QUESTION.- L'aide française au tiers monde stagne. Quelle que soit la façon de calculer, elle reste en deçà de l'objectif que se sont fixés les pays développés dans-le-cadre des Nations unies. La France ferme ses frontières aux travailleurs du tiers monde. Est-ce compatible avec les intentions généreuses que vous avez proclamées ?
- C'est un fait que la crise économique mondiale a eu des répercussions sur l'aide au développement consentie par l'ensemble des pays industrialisés. Vous savez notamment que certains d'entre eux ont récemment décidé une réduction de leur aide.
- Ce n'est pas le cas de la France, et j'ai veillé personnellement à ce que notre aide connaisse ces dernières années une progression, ralentie certes, mais régulière.
- Il faut savoir que l'aide française au développement a dépassé 15 milliards de francs en 1980 et se situe, en valeur absolue, au deuxième rang mondial après les Etats-Unis. Notre aide représente, à elle seule, deux fois plus que toutes les aides des pays socialistes réunis, URSS comprise.\
QUESTION.- Le dialogue Nord-Sud dont vous avez été l'initiateur n'a pas donné de résultats concrets. En tout cas, ces derniers ne sont pas à la mesure de la dégradation de la situation du tiers monde. Pourquoi ? Etait-ce seulement de "l'action spectacle" comme disent certains ?
- LE PRESIDENT.- J'ai lancé l'idée du dialogue Nord-Sud, après ce que l'on a appelé "le premier choc pétrolier", c'est-à-dire en une période où il était urgent de rechercher une large concertation et de réduire les risques, alors bien évidents - souvenez-vous en - de la confrontation.
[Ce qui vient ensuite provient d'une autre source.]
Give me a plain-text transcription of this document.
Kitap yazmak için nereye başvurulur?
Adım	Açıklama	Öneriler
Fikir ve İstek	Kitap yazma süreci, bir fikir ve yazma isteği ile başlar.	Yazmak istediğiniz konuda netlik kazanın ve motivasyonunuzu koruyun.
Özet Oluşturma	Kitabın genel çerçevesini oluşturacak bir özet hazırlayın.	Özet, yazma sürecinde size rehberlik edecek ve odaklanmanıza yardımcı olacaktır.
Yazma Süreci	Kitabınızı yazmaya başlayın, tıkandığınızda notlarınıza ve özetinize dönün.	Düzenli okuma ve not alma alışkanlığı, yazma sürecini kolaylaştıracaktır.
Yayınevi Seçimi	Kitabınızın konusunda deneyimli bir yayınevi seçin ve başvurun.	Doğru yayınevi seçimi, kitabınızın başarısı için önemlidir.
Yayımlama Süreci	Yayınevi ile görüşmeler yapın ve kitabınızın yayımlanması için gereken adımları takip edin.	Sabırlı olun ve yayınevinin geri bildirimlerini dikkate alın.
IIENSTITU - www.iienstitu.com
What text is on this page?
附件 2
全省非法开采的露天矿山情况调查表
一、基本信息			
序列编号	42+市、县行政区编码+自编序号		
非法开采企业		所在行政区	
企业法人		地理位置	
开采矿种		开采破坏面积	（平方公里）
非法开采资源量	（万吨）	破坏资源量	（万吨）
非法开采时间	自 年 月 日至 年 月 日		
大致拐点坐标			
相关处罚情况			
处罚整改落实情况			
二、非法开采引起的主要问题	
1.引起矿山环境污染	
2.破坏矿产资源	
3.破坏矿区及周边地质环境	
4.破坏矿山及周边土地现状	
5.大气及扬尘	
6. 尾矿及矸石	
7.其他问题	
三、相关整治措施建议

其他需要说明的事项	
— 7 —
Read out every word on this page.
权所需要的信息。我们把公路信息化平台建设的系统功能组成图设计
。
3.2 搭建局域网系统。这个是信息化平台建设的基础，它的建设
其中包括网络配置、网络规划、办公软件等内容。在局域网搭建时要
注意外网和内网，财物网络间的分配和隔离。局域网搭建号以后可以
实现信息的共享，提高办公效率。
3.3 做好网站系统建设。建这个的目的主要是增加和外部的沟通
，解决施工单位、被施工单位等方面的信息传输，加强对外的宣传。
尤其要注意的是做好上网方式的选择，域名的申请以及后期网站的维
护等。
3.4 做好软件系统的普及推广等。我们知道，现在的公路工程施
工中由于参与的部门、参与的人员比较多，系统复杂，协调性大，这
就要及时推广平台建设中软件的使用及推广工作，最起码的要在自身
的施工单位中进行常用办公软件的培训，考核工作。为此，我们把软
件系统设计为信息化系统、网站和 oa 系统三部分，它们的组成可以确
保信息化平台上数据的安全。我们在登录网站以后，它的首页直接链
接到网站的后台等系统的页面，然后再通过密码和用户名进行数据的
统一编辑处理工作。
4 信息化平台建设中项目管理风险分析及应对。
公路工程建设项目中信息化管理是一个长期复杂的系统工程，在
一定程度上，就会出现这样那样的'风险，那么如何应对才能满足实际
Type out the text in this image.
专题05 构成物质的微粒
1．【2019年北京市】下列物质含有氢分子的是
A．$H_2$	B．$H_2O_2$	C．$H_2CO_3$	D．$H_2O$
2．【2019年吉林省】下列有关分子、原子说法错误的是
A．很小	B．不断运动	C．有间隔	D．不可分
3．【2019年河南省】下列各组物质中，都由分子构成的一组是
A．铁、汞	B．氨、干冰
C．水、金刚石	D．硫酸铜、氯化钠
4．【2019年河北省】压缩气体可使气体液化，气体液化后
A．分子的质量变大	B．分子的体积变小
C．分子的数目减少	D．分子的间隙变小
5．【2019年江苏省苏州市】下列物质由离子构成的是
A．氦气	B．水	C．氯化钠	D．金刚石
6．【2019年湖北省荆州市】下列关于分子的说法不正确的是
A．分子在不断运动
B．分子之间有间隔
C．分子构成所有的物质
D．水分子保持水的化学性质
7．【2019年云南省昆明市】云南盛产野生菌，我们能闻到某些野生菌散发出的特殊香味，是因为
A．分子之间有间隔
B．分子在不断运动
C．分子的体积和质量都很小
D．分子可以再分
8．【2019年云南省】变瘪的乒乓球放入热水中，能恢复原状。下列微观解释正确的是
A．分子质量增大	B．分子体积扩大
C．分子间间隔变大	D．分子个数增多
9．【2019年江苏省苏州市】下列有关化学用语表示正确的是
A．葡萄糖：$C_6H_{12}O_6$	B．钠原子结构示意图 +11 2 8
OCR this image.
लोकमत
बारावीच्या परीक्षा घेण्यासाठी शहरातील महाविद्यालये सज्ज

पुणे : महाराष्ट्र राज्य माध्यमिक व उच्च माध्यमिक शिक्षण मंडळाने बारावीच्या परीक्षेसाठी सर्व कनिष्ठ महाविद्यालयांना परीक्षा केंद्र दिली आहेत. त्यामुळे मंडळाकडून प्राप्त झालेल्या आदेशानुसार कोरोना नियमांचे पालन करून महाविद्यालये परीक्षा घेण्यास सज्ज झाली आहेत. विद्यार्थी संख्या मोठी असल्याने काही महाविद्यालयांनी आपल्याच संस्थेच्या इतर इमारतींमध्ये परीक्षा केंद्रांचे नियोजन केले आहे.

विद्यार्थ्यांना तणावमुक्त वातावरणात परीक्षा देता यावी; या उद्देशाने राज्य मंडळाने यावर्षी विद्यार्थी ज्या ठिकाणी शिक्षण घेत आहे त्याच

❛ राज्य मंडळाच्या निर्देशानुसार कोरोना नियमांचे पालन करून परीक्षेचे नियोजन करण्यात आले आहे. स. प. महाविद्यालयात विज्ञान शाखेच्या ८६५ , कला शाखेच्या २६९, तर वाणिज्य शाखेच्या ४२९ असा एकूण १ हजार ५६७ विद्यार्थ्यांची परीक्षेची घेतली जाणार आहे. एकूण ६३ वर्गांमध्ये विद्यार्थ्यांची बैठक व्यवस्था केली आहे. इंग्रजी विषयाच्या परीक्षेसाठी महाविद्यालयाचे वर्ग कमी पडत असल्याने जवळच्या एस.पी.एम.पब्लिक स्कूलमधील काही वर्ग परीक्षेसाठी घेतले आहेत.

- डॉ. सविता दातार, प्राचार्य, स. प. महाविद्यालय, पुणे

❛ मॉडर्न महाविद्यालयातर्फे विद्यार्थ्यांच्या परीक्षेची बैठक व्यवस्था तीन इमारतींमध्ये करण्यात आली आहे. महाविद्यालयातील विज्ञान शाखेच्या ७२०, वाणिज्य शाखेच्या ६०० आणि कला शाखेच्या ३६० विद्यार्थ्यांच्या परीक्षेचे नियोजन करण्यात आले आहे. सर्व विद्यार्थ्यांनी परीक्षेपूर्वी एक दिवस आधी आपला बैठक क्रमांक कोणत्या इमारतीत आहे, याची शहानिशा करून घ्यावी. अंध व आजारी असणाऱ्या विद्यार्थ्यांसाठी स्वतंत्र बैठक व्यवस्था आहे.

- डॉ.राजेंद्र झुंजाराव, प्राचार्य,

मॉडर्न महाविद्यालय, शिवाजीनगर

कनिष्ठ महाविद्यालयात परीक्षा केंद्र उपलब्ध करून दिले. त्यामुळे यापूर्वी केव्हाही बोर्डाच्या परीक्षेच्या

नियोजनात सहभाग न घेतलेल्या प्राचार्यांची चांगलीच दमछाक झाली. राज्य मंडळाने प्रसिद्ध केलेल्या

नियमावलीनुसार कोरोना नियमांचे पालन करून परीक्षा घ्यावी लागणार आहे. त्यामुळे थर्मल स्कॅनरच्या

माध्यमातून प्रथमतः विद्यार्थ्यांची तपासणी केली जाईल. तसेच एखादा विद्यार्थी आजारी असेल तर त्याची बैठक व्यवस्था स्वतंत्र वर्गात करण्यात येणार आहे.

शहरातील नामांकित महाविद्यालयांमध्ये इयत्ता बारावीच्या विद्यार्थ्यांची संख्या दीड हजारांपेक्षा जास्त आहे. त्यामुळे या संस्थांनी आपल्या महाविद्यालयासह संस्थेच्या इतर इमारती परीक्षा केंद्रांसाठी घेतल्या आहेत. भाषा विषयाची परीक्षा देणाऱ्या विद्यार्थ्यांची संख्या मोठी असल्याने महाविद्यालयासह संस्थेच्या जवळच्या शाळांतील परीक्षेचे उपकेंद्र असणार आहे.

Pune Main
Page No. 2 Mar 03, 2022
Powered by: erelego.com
- De cette initiative est née, directement ou indirectement, toute une série de notions et d'approches nouvelles (nouvel ordre économique) puis de propositions visant à un meilleur ajustement entre les divers intérêts en présence (pays industriels, pays producteurs de pétrole, tiers monde, quart monde). On l'a vu, après la Conférence de Paris, dans les réunions de la Cnuced, de l'Onudi ou à l'occasion des assemblées de l'ONU consacrées aux "négociations globales"... N'oubliez pas que les initiatives prises en 1974 - 1975 ont conduit à une nouvelle approche de ces problèmes essentiels et que nous ne raisonnons plus aujourd'hui à leur sujet comme nous le faisions hier. Ceci étant, ces travaux n'ont pas encore débouché sur dès résultats concrets à la mesure de l'enjeu, en dépit de la situation de plus en plus préoccupante des pays les plus pauvres, encore plus lourdement frappés que les autres, par la crise mondiale.\
`Réponse`.
- Mais il eût été illusoire d'imaginer que les problèmes considérables du développement des trois quarts de l'humanité, et ceux qui résultent des aspirations légitimes de ces peuples à plus de justice, soient susceptibles de trouver une solution rationnelle et satisfaisante, en quelques réunions internationales, alors qu'ils résultent de situations parfois séculaires. Il faut également dire, car c'est l'évidence, que les réformes nécessaires sont plus difficiles à obtenir dans une conjoncture si profondément marquée par la crise, avec son cortège de difficultés financières et économiques.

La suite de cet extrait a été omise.